Operational highlights
Royal Mail laying foundation for long-term growth
- Out-of-home volumes were up 40% year-on-year, driven by increased use of the growing network of c.30,000 parcel points including 3,300 lockers and 8,500 Royal Mail Shops, and ongoing growth in e-commerce and marketplace sales.
- Total parcel volumes increased 7% to 1.4 billion in 2025/26. Marketplace performance is expected to remain a key driver of growth as a result of multi-year agreements with e-commerce retail platforms including Vinted and eBay.
- Addressed letter volumes (excluding election mail) declined 10%, reinforcing the need to transform the business with the rollout of Universal Service reform to ensure a more sustainable and reliable delivery model.
- Universal Service reform deployment now underway across c.1,200 delivery offices following agreements with the Communication Workers Union and Unite CMA.
- Recently published Quality of Service Improvement Plan sets out pathway to meet regulatory targets by April 2027 and includes a commitment to investing £500 million over five years to improve service for customers.

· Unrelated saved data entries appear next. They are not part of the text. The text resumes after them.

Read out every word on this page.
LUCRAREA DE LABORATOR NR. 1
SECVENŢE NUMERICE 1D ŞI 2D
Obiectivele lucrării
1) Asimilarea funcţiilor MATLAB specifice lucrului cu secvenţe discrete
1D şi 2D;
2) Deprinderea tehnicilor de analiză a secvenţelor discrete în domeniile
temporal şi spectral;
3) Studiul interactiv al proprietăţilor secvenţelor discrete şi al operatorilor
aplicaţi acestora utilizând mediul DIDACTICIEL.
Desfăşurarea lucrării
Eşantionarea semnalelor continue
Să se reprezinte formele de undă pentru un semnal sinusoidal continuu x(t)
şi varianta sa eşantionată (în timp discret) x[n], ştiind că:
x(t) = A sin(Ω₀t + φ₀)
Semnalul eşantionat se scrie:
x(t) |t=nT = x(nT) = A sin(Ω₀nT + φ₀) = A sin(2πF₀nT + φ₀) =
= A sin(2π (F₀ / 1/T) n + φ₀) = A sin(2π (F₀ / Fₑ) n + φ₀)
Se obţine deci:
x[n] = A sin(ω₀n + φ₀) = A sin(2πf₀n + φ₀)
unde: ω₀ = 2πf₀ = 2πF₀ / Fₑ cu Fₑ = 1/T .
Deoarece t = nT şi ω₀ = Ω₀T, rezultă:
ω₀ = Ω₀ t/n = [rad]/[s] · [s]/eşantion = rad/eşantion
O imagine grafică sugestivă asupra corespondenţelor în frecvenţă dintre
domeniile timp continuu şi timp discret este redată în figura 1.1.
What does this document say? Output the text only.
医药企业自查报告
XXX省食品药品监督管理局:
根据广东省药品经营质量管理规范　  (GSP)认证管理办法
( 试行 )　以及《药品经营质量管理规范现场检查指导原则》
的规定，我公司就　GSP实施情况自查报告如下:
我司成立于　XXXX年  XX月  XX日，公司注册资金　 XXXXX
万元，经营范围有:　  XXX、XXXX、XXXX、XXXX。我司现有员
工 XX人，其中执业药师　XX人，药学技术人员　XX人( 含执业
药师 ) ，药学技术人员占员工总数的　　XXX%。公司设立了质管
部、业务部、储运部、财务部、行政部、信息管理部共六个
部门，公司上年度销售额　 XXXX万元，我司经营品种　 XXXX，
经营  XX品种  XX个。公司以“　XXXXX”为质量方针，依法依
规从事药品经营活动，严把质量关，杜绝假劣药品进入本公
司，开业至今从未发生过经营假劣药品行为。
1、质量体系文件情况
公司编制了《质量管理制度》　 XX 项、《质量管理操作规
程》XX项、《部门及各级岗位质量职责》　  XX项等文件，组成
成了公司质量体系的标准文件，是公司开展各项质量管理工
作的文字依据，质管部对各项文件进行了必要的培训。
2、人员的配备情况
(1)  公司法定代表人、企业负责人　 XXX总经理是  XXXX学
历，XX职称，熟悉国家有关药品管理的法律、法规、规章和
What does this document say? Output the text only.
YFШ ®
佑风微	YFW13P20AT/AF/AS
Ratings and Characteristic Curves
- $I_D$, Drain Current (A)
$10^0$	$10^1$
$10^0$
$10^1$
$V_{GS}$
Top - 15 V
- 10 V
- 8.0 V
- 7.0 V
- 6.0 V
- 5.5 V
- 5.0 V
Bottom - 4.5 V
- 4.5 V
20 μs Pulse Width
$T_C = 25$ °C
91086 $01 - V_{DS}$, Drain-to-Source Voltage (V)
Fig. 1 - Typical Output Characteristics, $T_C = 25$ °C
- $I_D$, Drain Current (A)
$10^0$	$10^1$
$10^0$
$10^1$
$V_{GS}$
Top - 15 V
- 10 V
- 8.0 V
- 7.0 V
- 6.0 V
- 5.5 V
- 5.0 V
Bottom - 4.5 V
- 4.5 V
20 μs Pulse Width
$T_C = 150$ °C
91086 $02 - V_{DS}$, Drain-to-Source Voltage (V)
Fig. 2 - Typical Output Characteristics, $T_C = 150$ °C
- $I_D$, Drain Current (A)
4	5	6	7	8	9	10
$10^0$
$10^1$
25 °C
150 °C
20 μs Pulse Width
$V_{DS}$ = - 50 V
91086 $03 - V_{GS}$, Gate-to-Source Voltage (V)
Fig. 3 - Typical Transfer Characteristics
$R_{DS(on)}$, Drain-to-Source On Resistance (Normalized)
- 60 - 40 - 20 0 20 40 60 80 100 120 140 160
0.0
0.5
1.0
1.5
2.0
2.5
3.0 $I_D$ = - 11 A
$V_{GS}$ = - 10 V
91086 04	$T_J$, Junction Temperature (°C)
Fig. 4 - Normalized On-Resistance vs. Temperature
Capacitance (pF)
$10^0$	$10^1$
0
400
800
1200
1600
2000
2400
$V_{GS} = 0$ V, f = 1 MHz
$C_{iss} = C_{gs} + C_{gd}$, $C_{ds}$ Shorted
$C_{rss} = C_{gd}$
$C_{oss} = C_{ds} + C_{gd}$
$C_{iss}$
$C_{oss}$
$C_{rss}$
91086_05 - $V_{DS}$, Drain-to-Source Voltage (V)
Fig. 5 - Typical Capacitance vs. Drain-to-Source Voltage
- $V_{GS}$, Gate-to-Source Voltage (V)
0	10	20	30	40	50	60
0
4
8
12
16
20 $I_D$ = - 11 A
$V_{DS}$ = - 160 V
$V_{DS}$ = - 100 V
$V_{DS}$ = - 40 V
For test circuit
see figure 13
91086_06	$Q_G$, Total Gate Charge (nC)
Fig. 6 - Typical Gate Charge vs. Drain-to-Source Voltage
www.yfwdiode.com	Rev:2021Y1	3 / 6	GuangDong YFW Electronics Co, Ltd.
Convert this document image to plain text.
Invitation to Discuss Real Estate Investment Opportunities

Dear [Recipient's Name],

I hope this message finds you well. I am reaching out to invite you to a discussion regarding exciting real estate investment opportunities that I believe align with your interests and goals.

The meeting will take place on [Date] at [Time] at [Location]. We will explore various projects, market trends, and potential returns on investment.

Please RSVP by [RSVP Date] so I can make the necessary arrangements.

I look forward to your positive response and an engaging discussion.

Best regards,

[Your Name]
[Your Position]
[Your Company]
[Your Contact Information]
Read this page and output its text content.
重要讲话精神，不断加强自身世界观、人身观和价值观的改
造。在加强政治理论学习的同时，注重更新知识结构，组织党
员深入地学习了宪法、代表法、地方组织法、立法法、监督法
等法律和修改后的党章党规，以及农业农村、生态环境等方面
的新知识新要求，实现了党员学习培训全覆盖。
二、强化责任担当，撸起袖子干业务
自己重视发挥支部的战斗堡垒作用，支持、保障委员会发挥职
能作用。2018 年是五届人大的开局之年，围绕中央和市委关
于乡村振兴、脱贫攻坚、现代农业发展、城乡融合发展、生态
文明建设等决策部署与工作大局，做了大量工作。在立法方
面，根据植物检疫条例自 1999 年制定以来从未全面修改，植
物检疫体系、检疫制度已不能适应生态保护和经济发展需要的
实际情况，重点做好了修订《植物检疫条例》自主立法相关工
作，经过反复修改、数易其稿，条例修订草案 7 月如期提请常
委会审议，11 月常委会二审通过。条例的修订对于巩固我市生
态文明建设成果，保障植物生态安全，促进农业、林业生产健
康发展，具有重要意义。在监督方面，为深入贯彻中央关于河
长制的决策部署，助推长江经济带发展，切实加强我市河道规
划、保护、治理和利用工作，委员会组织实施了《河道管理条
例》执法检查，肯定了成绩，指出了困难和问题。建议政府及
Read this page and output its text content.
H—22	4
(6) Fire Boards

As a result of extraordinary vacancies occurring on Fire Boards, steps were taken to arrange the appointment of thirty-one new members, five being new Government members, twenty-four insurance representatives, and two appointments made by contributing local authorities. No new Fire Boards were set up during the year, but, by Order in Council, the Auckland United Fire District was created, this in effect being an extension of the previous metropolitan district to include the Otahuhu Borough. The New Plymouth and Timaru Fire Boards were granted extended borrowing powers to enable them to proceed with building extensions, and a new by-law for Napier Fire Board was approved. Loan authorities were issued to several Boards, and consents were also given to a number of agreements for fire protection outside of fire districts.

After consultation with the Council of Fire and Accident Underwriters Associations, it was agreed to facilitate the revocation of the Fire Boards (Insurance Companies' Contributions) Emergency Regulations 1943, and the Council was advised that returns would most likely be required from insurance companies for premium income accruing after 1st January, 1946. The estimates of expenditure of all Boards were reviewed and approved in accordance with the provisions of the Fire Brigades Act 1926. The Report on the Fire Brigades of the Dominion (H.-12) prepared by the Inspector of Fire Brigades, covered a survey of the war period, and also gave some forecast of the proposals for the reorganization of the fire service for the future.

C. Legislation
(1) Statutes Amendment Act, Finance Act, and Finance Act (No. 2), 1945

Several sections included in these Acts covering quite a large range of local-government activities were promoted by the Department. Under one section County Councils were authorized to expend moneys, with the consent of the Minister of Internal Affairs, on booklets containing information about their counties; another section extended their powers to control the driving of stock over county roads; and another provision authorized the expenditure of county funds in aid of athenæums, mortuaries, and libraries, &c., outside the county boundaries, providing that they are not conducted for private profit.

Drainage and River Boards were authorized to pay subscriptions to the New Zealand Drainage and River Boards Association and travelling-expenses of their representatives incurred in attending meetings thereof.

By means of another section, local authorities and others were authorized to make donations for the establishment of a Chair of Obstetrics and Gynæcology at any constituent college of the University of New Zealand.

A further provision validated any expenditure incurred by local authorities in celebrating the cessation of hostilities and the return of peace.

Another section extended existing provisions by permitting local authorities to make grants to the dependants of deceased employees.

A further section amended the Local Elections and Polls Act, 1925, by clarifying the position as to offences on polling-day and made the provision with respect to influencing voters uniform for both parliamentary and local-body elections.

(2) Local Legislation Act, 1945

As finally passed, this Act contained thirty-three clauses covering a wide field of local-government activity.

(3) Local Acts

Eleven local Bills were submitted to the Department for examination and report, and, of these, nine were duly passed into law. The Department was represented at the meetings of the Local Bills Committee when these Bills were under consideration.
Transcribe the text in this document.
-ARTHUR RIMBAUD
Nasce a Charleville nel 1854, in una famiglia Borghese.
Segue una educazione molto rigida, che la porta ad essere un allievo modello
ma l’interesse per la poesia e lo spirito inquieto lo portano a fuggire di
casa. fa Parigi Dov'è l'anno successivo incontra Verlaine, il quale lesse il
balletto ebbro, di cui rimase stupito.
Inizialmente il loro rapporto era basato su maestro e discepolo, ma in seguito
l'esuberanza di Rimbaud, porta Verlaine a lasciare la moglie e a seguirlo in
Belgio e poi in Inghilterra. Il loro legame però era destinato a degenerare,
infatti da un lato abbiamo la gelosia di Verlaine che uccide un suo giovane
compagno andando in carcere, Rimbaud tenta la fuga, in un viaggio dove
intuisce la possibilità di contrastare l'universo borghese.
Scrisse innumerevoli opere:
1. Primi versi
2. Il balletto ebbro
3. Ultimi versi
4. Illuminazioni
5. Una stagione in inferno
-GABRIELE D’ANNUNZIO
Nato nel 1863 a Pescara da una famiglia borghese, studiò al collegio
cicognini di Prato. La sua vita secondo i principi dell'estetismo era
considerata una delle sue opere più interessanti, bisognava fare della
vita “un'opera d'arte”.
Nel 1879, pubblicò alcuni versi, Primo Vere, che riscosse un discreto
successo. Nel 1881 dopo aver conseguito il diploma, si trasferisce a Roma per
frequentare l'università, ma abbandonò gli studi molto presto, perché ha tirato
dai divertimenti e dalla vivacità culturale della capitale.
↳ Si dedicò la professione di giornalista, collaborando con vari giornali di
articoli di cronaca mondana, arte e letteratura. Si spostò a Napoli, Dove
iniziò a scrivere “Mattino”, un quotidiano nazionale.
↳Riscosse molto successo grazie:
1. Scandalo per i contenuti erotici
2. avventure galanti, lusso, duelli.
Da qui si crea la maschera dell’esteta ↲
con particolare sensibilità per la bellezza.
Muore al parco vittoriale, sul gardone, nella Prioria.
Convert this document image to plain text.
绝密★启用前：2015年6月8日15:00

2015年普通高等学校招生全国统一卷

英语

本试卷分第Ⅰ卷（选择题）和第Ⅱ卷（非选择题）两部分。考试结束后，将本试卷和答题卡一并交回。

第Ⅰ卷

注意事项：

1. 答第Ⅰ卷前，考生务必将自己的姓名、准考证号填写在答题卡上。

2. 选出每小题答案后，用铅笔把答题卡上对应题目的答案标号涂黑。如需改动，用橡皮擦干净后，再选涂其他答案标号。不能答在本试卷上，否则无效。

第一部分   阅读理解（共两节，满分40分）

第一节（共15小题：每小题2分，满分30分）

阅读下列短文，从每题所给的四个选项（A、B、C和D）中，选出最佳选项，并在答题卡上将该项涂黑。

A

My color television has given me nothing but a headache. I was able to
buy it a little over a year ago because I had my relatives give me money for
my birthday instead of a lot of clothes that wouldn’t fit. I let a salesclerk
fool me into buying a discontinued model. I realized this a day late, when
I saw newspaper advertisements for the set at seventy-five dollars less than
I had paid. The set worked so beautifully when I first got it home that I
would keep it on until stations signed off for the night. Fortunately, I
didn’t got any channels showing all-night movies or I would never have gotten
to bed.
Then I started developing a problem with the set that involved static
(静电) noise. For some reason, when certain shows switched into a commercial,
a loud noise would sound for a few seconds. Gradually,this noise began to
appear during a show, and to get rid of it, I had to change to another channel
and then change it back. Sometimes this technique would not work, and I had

- Upgrades to technology, including at parcel hubs in Warrington and Daventry, supporting Royal Mail’s capacity to process c.8 million parcels a day across the operation.
- Out-of-home network grew 30% year-on-year to over 110,000 locations, parcel locker network expanded by 40% to c.32,500 units. c.29% of B2C parcels were delivered to or collected from out-of-home locations in March3.
- Strong international and B2C growth and continued momentum across key ecommerce platforms supported out-of-home volume growth.
- Leveraging technology and AI to improve operational efficiency and make deliveries faster and more reliable. New driver app with precise last-metre locations for pick-up and drop-off, improving driver productivity by up to 15 minutes per route.
- Delivering infrastructure projects at hubs in Canada, Denmark, Germany, Hungary and Spain to support growth.
- Cross-border market remains a significant growth area. Acquisition of 35% stake in ePost Global, establishing strategic partnership enabling seamless transatlantic shipping between the US and Europe, alongside established partnership with SF Express in Asia Pacific.